There was a silence.
The old clock in the corner chimed half-past eleven.
"This time to-morrow," thought Leo, "I shall be walking to my death." And with this reflection he thrust from him the old memories which had begun to weave a coil of softening sentiment about his soul. He would have liked to pour out the whole gamut of emotions surging within him, in curses on the head of this old man who had come to fight a desperate battle on behalf of his despicable little son's honour.
He placed himself in front of him with his legs apart and his hands in his pockets and laughed.
"Look at me," he shouted.
"I am looking at you," replied the pastor.
"How jolly mild you are to-day, old fellow. You bleat like a lamb instead of roaring like a lion. Now tell me, what do you see in my face?"
"Mockery and scorn," was the answer, "scorn of me and the Lord above us. That is all I see."
"Well, then, you don't see half. If you had the faintest conception of who it is stands before you here, you would hurry off as fast as your fat legs would permit. You come and talk to me about affairs of honour--to me, and I am little more already than a living corpse! You want me to singe a hole in your son's body, so that in a fortnight's time he'll be all right again, and able to swagger with renewed cocksureness--for that is what you are driving at with all these sugary entreaties; but no, my old friend, I am not to be got over with any such artifice--murder is in my heart. A cloud of blood hangs before my eyes.

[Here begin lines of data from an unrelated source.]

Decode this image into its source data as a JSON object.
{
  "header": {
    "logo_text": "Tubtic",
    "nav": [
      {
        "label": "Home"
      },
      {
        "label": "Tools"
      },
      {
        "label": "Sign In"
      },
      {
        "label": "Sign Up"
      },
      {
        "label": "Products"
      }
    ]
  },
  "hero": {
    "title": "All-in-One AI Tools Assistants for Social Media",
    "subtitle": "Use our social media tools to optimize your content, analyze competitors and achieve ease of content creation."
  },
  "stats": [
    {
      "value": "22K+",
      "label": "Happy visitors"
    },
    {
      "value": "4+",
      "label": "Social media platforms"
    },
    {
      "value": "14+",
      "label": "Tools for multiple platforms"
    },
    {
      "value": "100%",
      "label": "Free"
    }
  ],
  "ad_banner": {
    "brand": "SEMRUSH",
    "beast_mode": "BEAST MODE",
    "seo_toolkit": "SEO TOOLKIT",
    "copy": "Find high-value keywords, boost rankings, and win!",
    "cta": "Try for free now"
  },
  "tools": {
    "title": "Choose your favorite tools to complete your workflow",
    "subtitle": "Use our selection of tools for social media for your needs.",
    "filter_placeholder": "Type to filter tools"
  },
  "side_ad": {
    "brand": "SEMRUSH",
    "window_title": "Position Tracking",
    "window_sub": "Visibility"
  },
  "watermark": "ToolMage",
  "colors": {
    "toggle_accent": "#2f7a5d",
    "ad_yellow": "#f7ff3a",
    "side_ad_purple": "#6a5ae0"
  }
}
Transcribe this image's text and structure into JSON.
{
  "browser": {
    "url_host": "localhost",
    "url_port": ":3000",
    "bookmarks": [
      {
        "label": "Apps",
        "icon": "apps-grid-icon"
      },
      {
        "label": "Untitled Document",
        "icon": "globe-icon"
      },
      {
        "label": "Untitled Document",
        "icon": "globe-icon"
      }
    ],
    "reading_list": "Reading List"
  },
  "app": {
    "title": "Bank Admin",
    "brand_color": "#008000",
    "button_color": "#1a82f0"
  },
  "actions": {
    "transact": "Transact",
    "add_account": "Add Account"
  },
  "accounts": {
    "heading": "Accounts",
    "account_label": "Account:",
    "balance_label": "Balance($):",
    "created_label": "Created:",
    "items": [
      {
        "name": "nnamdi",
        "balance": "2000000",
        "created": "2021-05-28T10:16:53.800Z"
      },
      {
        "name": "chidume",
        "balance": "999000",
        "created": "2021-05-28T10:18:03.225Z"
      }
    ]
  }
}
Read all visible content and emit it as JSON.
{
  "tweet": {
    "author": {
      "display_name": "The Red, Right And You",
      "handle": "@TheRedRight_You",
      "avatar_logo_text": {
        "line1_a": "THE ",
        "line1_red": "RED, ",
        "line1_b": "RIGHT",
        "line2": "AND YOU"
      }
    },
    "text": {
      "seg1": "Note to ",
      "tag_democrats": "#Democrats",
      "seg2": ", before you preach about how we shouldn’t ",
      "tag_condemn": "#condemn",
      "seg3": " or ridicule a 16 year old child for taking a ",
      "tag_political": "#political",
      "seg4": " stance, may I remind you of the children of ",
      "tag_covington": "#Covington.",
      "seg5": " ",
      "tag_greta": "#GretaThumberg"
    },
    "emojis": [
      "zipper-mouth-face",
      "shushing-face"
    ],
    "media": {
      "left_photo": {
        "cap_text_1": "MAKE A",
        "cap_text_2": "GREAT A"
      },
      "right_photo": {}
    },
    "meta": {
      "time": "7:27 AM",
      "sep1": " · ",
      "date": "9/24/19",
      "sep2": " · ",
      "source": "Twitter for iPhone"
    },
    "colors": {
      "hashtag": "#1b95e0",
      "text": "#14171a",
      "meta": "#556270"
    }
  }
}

You, too, seem to be swimming in it, and the lamp and everything is red and dull from undiluted blood. Now you know what I am. And I will tell you what more I am going to be. A perjurer, a cowardly hound, sneaking out of the world in his thwarted lust and desperation. I have desecrated the hearth of my dearest friend with my unlawful passions, and I am going now to sprinkle it with blood rather than play the basest part of all towards him. Yes, I shall heap scandal on scandal, so that you will be ashamed, old man, that you ever knew me. And the fine wines that you have drunk under my roof will taste as bitter as gall in your remembrance. So tipple some more of it. Here goes! Your health; to your health, old priest!"
And he drank, drank the whole bottle empty, and dashed it into a corner.